III- L’EXPÉRIENCE DE L’ÉGLISE EN MATIÈRE DE SOCIÉTÉ :

Pour bâtir la société, l’Eglise Catholique peut s’appuyer sur une expérience et un enseignement éprouvés de plusieurs siècles. Nous voudrions rappeler ici les points essentiels de cet enseignement qui pourra servir de base, avec d’autres éléments, pour construire la société guinéenne, comme cela s’est fait dans de nombreux autres pays.  En fonction de cette doctrine sociale, l’Eglise Catholique est prête à s’engager pour le bien commun et le bonheur des guinéens et guinéennes. Depuis longtemps, nous formons déjà nos fidèles dans ce sens. Car c’est Dieu qui a créé le monde et qui nous a donné notre pays pour que nous construisions «une terre nouvelle, où la justice habitera», comme le dit Saint Pierre à la suite du prophète Isaïe.
Voici donc les dix principes sur lesquels repose l’enseignement social de l’Eglise. Ils offrent une base solide pour construire notre société guinéenne.

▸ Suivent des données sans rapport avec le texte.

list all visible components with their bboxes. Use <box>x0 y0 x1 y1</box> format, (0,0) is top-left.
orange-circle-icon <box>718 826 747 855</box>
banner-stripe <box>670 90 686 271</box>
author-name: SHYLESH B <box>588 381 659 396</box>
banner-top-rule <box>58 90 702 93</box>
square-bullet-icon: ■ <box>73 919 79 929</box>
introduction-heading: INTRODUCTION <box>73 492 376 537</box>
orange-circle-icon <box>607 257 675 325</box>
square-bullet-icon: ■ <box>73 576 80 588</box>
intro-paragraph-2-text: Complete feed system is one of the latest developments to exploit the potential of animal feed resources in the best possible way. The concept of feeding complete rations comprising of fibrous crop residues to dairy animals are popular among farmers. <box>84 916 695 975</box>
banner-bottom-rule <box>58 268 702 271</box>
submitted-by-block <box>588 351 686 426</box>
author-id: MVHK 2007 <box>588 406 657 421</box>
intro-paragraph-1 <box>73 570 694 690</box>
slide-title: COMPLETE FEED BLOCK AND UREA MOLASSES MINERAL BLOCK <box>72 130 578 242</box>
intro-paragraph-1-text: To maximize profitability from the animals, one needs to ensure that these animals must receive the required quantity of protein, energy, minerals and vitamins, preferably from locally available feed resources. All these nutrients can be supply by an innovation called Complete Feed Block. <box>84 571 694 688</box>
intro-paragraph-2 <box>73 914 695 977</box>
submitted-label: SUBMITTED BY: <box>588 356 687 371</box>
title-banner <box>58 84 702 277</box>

- 1) La dignité de la personne humaine. Tout être humain est créé par Dieu et c’est cela sa dignité. Il mérite le respect. Comme le rappelle également le premier article de la Déclaration Universelle des Droits de l’Homme, que  notre pays a signé dès son accession à l’indépendance.
« Tous les hommes naissent libres et égaux en dignité et en droits ». Par conséquent, les hommes doivent être respectés pour eux-mêmes, et non pour ce qu’ils peuvent apporter : travail, argent, etc… Il est urgent de donner à tous les hommes la place à laquelle ils ont droit dans la société guinéenne. Ce n’est pas l’argent, ni l’ethnie, ni la région qui fait la dignité d’un homme.
Mais il ne s’agit pas ici d’individualisme. Au contraire, la personne humaine est communautaire : elle est faite pour vivre avec les autres. Il s’agit de développer dans la formation (à l’école par exemple) et la pratique, le sens communautaire et l’action en commun.

- 2) Le respect de la vie humaine. Le commandement de Dieu : « Tu ne tueras pas » est valable pour tous. Chaque homme a droit à la vie. Aucune loi humaine ne peut remplacer cette volonté de Dieu.
Dans notre pays où se multiplient les avortements et les assassinats, on devra donc lutter contre l’insécurité et chercher à protéger davantage la vie, dès la naissance. On devra aussi interdire les exécutions sommaires. Et réfléchir sérieusement à la suppression de la peine de mort.

- 3) Le principe d’association. L’homme est une personne sociale. Les initiatives et les activités des partis politiques, des syndicats et de toutes les associations qui ont fait preuve de sérieux et qui aident les citoyens à grandir en communauté, doivent être soutenues, encouragées et protégées. En se rappelant que la première association c’est la famille : c’est la première communauté à soutenir et à promouvoir.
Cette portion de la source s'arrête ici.